Landeshauptstadt: Aus Mirjams Sicht
Schülertheater mit „Jeschua“ in der Friedenskirche
Stand:
„Mia, das hast du schon mal viel besser gemacht.“ Markus Schütte hebt die Arme über den Kopf. „Das muss eindringlicher kommen. Erzähl uns eine Geschichte“, fordert der Pfarrer der Friedenskirche von dem 14-jährigen Mädchen. Im langen Gewand auf einem Podest vor dem Altar stehend, ringt Mia um ihre Konzentration.

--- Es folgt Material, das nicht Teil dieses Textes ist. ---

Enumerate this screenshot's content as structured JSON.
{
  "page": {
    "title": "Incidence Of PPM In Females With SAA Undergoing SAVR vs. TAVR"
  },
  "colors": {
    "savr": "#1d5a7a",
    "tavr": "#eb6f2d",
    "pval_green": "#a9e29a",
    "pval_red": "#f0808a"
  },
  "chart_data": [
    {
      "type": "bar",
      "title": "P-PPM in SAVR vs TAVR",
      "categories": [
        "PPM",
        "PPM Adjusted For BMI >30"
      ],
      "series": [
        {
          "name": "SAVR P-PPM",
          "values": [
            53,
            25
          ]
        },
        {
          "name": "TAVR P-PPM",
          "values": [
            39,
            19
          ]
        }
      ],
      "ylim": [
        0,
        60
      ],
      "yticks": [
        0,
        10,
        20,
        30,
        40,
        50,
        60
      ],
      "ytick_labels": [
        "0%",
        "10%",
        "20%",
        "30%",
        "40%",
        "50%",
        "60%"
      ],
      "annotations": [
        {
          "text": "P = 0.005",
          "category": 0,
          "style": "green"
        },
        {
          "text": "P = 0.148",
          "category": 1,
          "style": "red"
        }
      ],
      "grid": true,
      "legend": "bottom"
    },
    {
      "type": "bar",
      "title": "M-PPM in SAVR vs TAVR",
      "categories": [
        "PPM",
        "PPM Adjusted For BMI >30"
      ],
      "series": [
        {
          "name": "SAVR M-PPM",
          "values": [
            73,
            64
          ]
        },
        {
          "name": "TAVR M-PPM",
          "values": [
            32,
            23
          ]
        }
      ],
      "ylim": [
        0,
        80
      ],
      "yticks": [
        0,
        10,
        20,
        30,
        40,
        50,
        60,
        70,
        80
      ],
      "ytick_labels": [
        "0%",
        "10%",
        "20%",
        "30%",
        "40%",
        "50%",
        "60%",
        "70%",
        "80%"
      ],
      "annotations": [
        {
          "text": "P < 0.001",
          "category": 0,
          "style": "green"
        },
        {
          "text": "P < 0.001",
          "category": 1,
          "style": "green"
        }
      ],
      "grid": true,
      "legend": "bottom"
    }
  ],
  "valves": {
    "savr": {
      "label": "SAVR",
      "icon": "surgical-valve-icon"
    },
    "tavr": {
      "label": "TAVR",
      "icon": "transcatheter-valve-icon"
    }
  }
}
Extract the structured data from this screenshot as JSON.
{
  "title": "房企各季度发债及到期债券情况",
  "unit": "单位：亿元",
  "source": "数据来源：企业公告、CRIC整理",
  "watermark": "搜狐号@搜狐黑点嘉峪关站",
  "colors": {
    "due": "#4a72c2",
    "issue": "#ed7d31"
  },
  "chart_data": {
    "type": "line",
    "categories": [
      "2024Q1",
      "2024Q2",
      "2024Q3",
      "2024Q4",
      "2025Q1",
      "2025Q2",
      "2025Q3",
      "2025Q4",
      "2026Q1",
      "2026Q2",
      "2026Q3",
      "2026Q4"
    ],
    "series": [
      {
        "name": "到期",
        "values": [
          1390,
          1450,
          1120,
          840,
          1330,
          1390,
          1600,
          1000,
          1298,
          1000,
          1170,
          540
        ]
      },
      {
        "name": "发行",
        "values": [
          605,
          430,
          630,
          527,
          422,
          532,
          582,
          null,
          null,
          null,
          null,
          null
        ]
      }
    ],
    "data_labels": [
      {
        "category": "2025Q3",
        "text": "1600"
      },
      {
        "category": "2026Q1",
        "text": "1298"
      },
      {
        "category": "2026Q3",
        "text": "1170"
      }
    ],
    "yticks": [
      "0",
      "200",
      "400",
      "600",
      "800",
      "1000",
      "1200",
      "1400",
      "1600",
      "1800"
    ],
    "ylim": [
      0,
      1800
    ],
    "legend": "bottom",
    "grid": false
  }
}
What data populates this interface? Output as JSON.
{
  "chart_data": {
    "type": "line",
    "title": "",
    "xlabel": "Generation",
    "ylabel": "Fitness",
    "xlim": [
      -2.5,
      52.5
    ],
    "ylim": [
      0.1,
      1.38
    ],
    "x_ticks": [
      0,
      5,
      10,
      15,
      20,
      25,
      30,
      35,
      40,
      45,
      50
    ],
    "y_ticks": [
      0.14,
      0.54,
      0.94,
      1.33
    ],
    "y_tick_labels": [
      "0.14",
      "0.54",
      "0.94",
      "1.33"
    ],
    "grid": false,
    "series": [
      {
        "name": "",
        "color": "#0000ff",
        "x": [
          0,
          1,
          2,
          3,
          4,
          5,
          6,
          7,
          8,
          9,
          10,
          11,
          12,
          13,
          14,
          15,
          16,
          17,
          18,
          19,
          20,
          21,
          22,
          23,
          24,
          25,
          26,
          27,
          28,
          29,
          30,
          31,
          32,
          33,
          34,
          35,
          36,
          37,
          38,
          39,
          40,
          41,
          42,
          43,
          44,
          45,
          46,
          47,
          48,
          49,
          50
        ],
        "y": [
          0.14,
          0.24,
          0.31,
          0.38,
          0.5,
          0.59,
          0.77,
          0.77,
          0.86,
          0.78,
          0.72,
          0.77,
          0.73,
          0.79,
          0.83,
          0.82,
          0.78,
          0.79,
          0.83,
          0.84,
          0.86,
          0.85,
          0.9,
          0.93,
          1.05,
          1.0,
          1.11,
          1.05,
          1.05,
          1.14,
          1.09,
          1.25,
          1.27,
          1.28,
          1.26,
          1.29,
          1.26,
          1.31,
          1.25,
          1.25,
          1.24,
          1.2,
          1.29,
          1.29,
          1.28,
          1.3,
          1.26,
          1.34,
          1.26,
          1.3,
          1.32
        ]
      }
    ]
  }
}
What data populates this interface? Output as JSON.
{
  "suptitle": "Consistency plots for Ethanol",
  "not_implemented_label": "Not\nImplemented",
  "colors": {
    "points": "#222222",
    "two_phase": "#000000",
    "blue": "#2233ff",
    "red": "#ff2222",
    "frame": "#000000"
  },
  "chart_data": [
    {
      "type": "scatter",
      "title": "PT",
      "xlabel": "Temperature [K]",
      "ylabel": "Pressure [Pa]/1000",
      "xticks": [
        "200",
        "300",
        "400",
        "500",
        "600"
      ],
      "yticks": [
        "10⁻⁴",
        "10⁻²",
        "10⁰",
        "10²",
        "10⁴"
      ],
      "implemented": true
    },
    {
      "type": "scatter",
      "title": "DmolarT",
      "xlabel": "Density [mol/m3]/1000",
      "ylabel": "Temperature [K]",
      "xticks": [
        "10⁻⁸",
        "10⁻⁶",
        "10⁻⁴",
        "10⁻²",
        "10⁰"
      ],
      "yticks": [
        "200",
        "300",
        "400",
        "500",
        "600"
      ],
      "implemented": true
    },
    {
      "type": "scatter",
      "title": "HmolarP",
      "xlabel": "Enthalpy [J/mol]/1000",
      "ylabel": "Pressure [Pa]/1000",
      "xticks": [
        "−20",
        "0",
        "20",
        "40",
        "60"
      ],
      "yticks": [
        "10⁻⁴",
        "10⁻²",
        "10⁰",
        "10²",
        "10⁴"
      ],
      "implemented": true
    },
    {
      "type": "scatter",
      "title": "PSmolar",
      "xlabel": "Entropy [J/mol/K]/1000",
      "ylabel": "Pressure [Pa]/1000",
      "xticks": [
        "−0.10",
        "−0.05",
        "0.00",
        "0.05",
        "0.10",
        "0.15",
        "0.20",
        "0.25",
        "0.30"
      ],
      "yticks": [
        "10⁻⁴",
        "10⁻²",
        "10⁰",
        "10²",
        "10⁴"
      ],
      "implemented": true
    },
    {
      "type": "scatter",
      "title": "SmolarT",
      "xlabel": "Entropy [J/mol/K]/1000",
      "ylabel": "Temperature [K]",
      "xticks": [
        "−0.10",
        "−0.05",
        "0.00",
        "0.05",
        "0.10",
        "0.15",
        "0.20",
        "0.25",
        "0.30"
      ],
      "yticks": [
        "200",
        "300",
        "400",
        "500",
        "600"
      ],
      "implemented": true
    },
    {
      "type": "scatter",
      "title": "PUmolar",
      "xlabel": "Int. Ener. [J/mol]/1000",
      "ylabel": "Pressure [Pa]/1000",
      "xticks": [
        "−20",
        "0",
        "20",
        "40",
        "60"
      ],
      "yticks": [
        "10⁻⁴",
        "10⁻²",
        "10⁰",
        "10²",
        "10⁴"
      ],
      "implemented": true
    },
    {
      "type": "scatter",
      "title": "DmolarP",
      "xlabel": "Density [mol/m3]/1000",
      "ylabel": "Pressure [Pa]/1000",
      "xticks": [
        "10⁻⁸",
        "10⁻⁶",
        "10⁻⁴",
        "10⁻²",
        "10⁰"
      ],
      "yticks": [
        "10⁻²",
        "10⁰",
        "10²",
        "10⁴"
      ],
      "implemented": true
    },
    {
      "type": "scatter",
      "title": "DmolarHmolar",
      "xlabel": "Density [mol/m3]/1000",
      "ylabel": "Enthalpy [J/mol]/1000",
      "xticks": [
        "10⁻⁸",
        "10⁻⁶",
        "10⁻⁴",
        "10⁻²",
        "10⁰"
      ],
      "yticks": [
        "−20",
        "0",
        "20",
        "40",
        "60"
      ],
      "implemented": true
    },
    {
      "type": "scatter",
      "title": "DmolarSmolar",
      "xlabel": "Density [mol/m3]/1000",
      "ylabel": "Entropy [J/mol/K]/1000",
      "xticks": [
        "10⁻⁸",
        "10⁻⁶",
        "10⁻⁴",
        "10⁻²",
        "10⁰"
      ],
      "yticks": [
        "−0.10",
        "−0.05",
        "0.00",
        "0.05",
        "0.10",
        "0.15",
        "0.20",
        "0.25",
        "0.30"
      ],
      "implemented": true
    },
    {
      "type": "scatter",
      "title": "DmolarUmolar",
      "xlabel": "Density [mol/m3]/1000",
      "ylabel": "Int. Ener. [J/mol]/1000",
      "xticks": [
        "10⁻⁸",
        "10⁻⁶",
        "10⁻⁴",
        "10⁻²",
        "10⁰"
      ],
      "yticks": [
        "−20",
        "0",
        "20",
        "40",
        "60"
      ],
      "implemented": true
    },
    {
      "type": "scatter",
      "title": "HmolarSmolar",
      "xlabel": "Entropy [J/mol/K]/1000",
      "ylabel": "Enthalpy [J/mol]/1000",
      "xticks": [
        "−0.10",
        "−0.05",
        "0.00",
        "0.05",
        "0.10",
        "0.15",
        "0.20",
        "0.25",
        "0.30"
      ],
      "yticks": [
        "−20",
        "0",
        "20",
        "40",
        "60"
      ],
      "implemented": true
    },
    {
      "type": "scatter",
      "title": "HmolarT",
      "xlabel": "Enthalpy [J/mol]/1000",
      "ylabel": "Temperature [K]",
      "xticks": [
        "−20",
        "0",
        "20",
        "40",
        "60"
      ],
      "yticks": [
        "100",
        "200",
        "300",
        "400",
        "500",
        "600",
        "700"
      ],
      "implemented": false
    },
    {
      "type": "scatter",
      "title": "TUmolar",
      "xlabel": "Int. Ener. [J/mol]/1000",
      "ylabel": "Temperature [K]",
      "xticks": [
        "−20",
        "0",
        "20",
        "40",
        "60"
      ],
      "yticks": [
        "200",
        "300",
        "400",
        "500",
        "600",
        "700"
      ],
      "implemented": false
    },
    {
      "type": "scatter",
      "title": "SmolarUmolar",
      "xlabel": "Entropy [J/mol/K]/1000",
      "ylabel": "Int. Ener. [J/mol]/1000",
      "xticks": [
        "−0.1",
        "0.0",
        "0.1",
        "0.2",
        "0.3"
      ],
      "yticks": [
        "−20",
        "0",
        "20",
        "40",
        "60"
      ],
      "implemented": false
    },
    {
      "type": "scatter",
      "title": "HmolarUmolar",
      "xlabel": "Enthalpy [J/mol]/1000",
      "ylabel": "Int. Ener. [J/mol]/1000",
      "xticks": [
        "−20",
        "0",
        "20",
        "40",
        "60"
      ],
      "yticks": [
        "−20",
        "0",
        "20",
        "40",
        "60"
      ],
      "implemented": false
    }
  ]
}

Es sind die letzten Proben zum Theaterstück „Jeschua“, das die aus vielen Potsdamer Schulen kommenden Konfirmanden am Freitag und Samstag in ihrer Kirche aufführen wollen. Mehrere Monate haben sie sich mit der Leidensgeschichte Jesu befasst, die in dem Stück aus der Sicht der Mirjam, bekannt als Maria Magdalena, erzählt wird. „Ich will, dass die Jugendlichen sich in einer anderen Form mit dem biblischen Text vertraut machen“, sagt Schütte. Das Theaterspielen helfe ihnen, sich in die Rollen der einzelnen Personen hineinzuversetzen und deren persönliche Tragödien – den Verrat des Judas oder das Scheitern des Petrus – besser zu verstehen.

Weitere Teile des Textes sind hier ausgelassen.